For the full year, the company reported revenue rose 3% to $7.6 billion, a record, and net earnings from continuing operations rose 4% to $695 million. The revenue growth included a 1% increase in organic growth, net acquisitions and the impact of currency. Operating margins were also 15.3%, a 40 basis point improvement over 2007.
 
The company’s Electronic Technologies segment, which includes Everett-Charles, DEK and OK International, among others, reported revenue fell 17% to $302 million, while earnings rose 11% to $53 million. Margin was 17.4%, an improvement of 450 basis points over the prior year. Strong earnings and margin results were primarily driven by excellent performances at Knowles and MPG, and a one-time gain of $8 million on the sale of Rasco, formerly part of Everett Charles. “The balance of our markets, particularly our electronic assembly and semiconductor-related markets, experienced a significant decline in demand as the quarter wore on,” said CFO Robert Kuhbach. “We expect a challenging first quarter, partly due to seasonality, weak activity in China, and restructuring charges.”  The company aims for 10% or higher margins for the segment in 2009.
 
Geographically, there were declines of 3% in revenue year-over-year in the fourth quarter in North America, 8% in Europe, and 20% in Asia.
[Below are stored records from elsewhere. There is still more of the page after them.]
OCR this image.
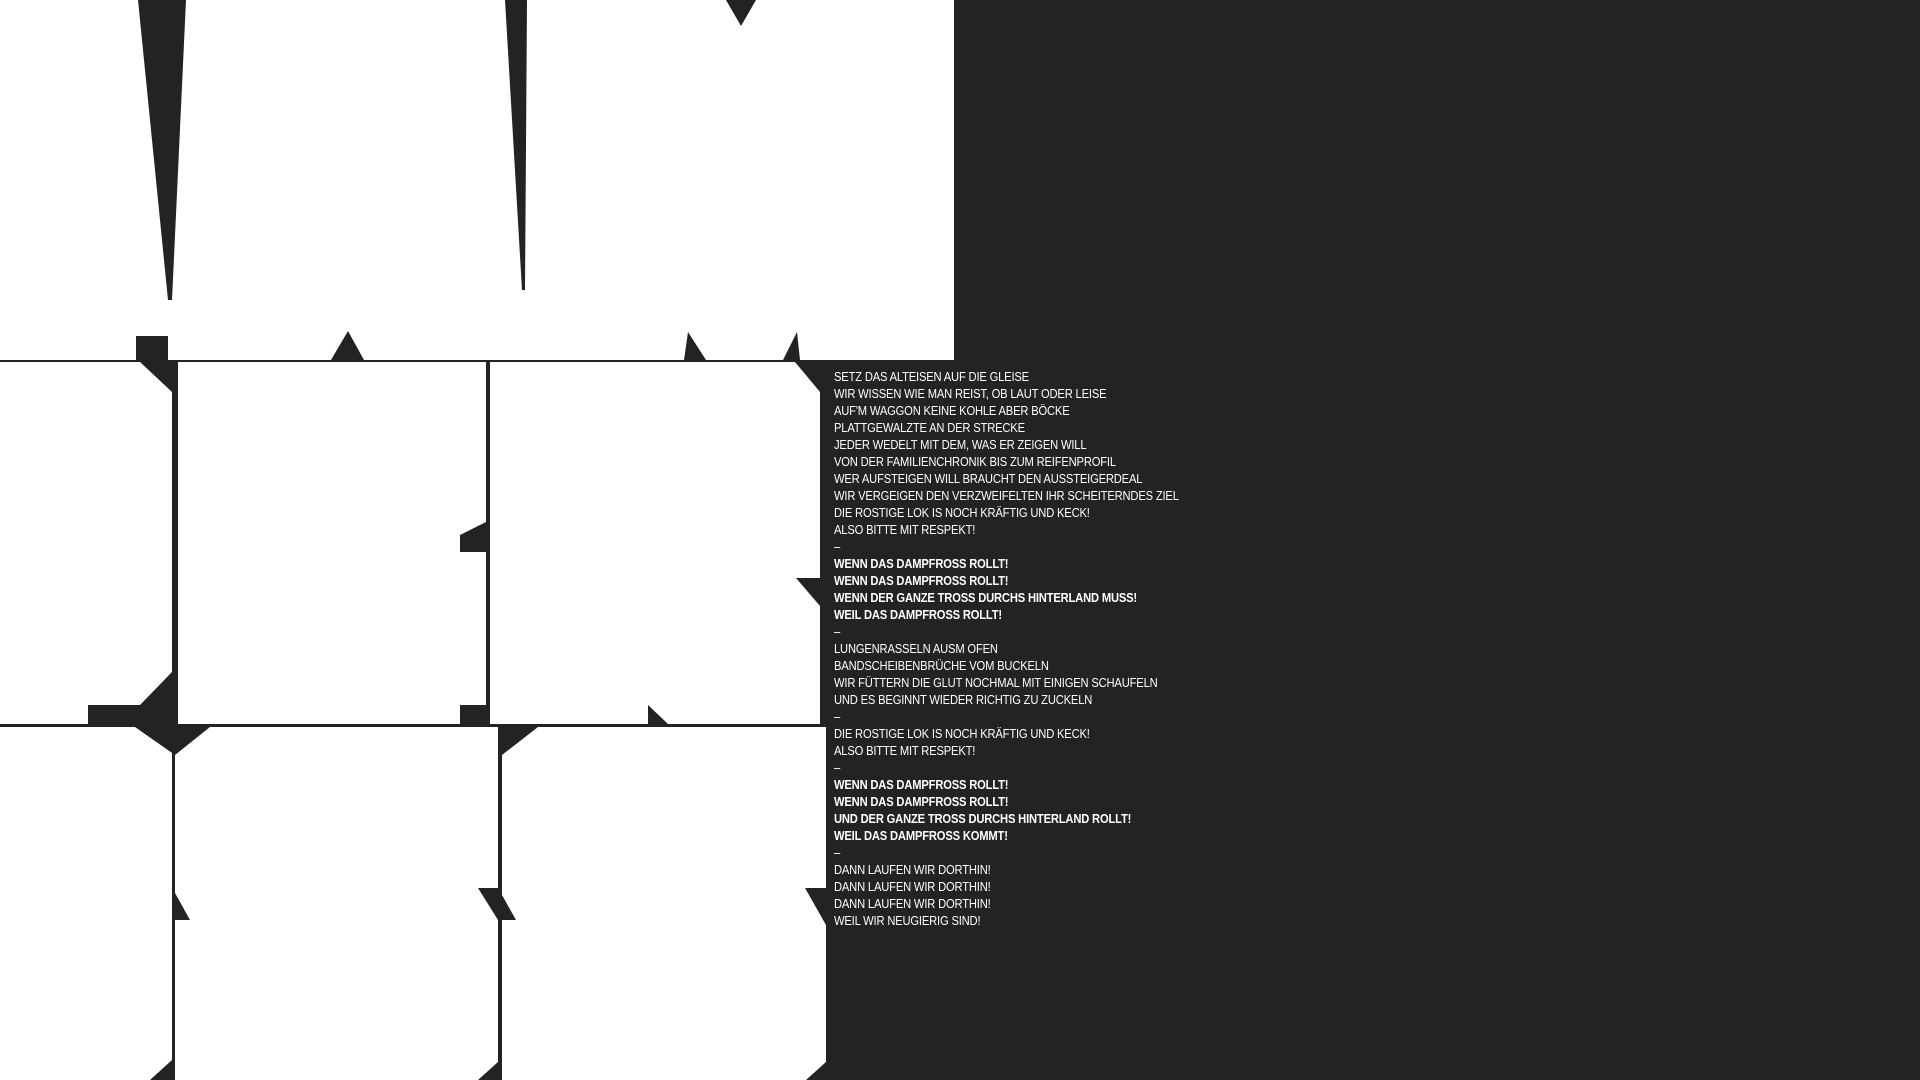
SETZ DAS ALTEISEN AUF DIE GLEISE
WIR WISSEN WIE MAN REIST, OB LAUT ODER LEISE
AUF'M WAGGON KEINE KOHLE ABER BÖCKE
PLATTGEWALZTE AN DER STRECKE
JEDER WEDELT MIT DEM, WAS ER ZEIGEN WILL
VON DER FAMILIENCHRONIK BIS ZUM REIFENPROFIL
WER AUFSTEIGEN WILL BRAUCHT DEN AUSSTEIGERDEAL
WIR VERGEIGEN DEN VERZWEIFELTEN IHR SCHEITERNDES ZIEL
DIE ROSTIGE LOK IS NOCH KRÄFTIG UND KECK!
ALSO BITTE MIT RESPEKT!
–
WENN DAS DAMPFROSS ROLLT!
WENN DAS DAMPFROSS ROLLT!
WENN DER GANZE TROSS DURCHS HINTERLAND MUSS!
WEIL DAS DAMPFROSS ROLLT!
–
LUNGENRASSELN AUSM OFEN
BANDSCHEIBENBRÜCHE VOM BUCKELN
WIR FÜTTERN DIE GLUT NOCHMAL MIT EINIGEN SCHAUFELN
UND ES BEGINNT WIEDER RICHTIG ZU ZUCKELN
–
DIE ROSTIGE LOK IS NOCH KRÄFTIG UND KECK!
ALSO BITTE MIT RESPEKT!
–
WENN DAS DAMPFROSS ROLLT!
WENN DAS DAMPFROSS ROLLT!
UND DER GANZE TROSS DURCHS HINTERLAND ROLLT!
WEIL DAS DAMPFROSS KOMMT!
–
DANN LAUFEN WIR DORTHIN!
DANN LAUFEN WIR DORTHIN!
DANN LAUFEN WIR DORTHIN!
WEIL WIR NEUGIERIG SIND!
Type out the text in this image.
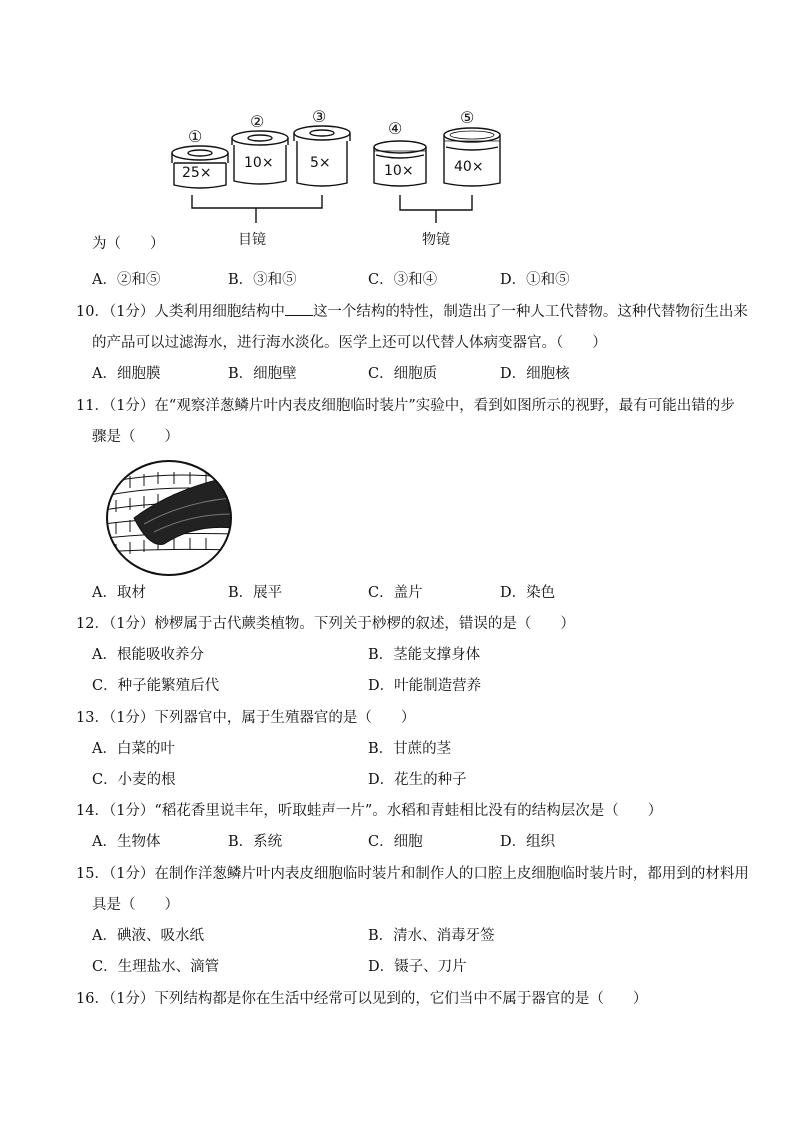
①
②	③
④
⑤
25×
10×	5×	10×	40×
目镜	物镜
为（　　）
A．②和⑤	B．③和⑤	C．③和④	D．①和⑤
10．（1分）人类利用细胞结构中 这一个结构的特性，制造出了一种人工代替物。这种代替物衍生出来
的产品可以过滤海水，进行海水淡化。医学上还可以代替人体病变器官。（　　）
A．细胞膜	B．细胞壁	C．细胞质	D．细胞核
11．（1分）在“观察洋葱鳞片叶内表皮细胞临时装片”实验中，看到如图所示的视野，最有可能出错的步
骤是（　　）
A．取材	B．展平	C．盖片	D．染色
12．（1分）桫椤属于古代蕨类植物。下列关于桫椤的叙述，错误的是（　　）
A．根能吸收养分	B．茎能支撑身体
C．种子能繁殖后代	D．叶能制造营养
13．（1分）下列器官中，属于生殖器官的是（　　）
A．白菜的叶	B．甘蔗的茎
C．小麦的根	D．花生的种子
14．（1分）“稻花香里说丰年，听取蛙声一片”。水稻和青蛙相比没有的结构层次是（　　）
A．生物体	B．系统	C．细胞	D．组织
15．（1分）在制作洋葱鳞片叶内表皮细胞临时装片和制作人的口腔上皮细胞临时装片时，都用到的材料用
具是（　　）
A．碘液、吸水纸	B．清水、消毒牙签
C．生理盐水、滴管	D．镊子、刀片
16．（1分）下列结构都是你在生活中经常可以见到的，它们当中不属于器官的是（　　）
Electronic Technologies’ electronic assembly businesses felt the decline in Asia. The March quarter is expected to be the worst for Electronic Technologies, with business gradually improving as the year goes on.
 
Dover said it would take $50 million in restructuring charges, $40 million in 2009. Of that, $20 million will be incurred in the first quarter, the rest primarily in the second quarter.
 
On the call, Livingston said there would be selective decisions with respect to divestitures, but there was no anticipation of a major divestiture this year.